|System: X360, PS3, Wii, PS2, PC, PSP||Review Rating Legend|
|Dev: Konami||1.0 - 1.9 = Avoid||4.0 - 4.4 = Great|
|Pub: Konami||2.0 - 2.4 = Poor||4.5 - 4.9 = Must Buy|
|Release: Nov. 11, 2008||2.5 - 2.9 = Average||5.0 = The Best|
|Players: 1-4||3.0 - 3.4 = Fair|
|ESRB Rating: Everyone||3.5 - 3.9 = Good|
Lucky Win-Win Goal
by Jonathan Marx
Pro Evolution Soccer is the best-selling footie franchise in the world. Known for its supple control and massive modding community, PES has won a special place in the hearts and minds of world football fans.
Unfortunately, jumping to current gen consoles has been a difficult transition for the franchise. Last year's outing was a major step down for the series and this year's is only marginally better. It seems like the Japanese-made soccer franchise has lost something in translation. New additions like the famed UEFA Champions League license and an improved friendly A.I. go a long way to making it a more enjoyable experience. However, one can't help but get the feeling that Konami is trying to follow in the footsteps of EA. The problem is, they're unable to execute upon this strategy with nearly as much finesse and polish.

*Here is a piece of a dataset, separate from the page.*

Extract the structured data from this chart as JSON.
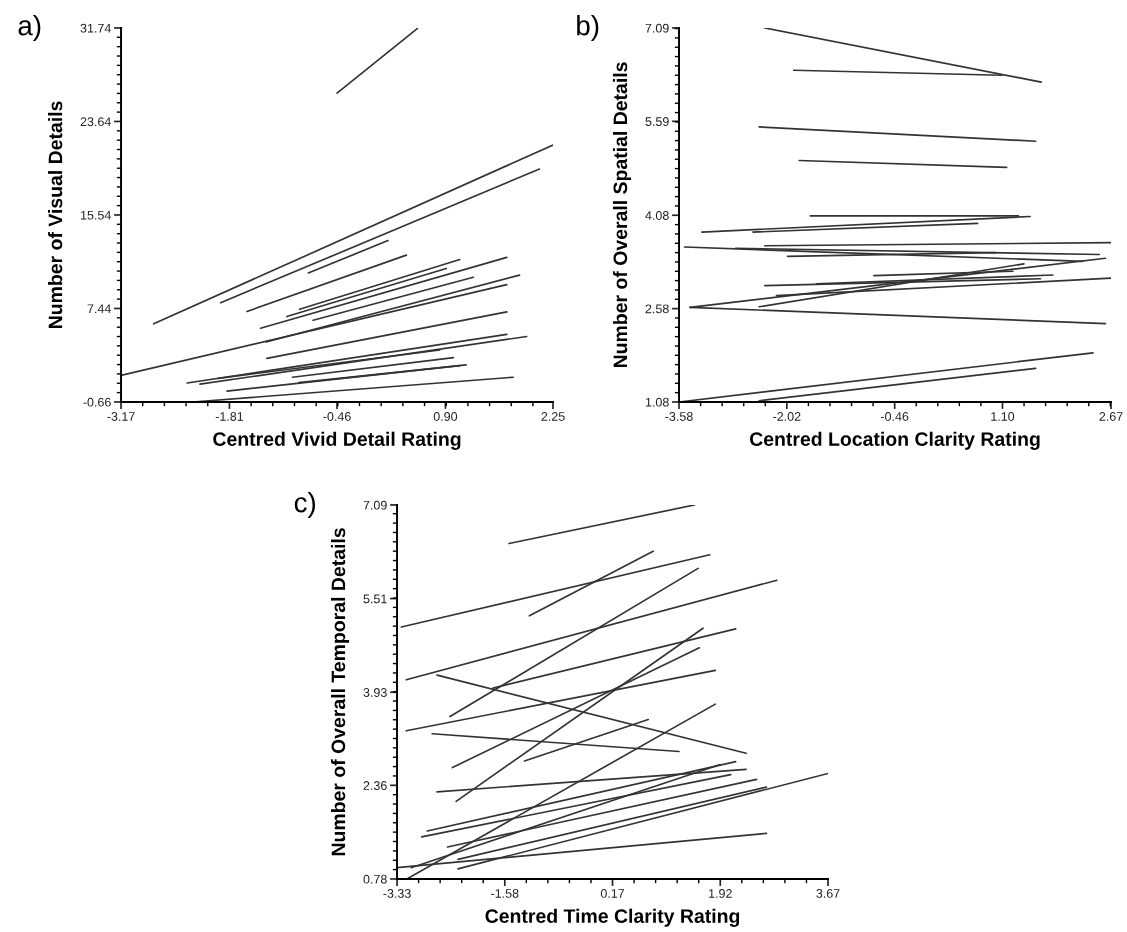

Thankfully, PES 2009 is still enjoyable to play. The passing game has been tweaked just enough to make anyone Brazilian samba-slick. I loved the intelligent runs made by my teammates, and getting through-balls to them with a perfectly weighted pass is a dream. Crossing has also been vastly improved. Sending in high, low, and ground crosses takes a bit to get used to, but the end result is usually lethal; crossing the ball into the box will always challenge the defense and keep them on their toes. This emphasis on possession play is both satisfying and extremely effective. PES 2009 is definitely better than the series' 2008 edition, and it even manages to somewhat outplay the competition. By far, the friendly A.I. and the forgiving passing mechanic are the most interesting aspects of this title, though much of the simulation feels is lost due to the uber passing-friendly gameplay.
Moreover, there is a significant learning curve when it comes to controls. In fact, I would consider the controls to be brutal. Sure, it's easy to casually dribble, make short and long passes, execute a through-ball, and get a shot on goal. But, if you really want to compete online, mastering double and triple taps, holding down modifier buttons, memorizing button combinations, and executing feints, challenges, and give-and-go's with perfect timing is absolutely essential. The control layout is incredibly complex and frustrating and will take at least ten hours of getting your butt handed to you before muscle memory truly begins to set in. As such, PES 2009 is not for the casual footballer. This game truly takes a commitment from the gamer.
Control pitfalls aside, there have been a couple modes added to the mix. The all-new Become a Legend is very similar to FIFA's Be a Pro feature. Gamers create their own player by tweaking all the vital statistics, and then set off to play as an individual star. However, like what plagued EA's attempt, soccer just isn't made for such a mode. It can get rather boring making unused runs and watching the game being played around you, and constantly calling for the ball kind of defeats the purpose of taking on a specific role. Thankfully, Become a Legend mode does allow you to bring your star online. This serves to bolster the mode and make it worthwhile, even though playing by yourself can be mighty boring. Playing online with up to three other friends can be a lot of fun, but points are awarded for individual prowess on the pitch, so ball-hogging can be a significant issue. What's more, you will still be playing against the same A.I. you were whilst balling alone. Not being able to play against human competition is a decided detriment to this mode of play.
Of course, the Master League mode is still in full effect and provides for an engaging career mode. However, it is no longer the star of the PES show. That distinction goes to the exclusively licensed, UEFA Champions League mode. This tournament of tournaments does a great job of capturing the essence of European football. Playing the best teams in Europe with full licensure is a much needed addition for Konami's franchise. Unfortunately, not all teams and individual leagues are fully represented. This has been a constant critique of the series as a whole, and one where EA has always had an advantage. Though the Champions League comes with all the fanfare and trappings of the actual competition, key teams are missing, which hampers the overall experience.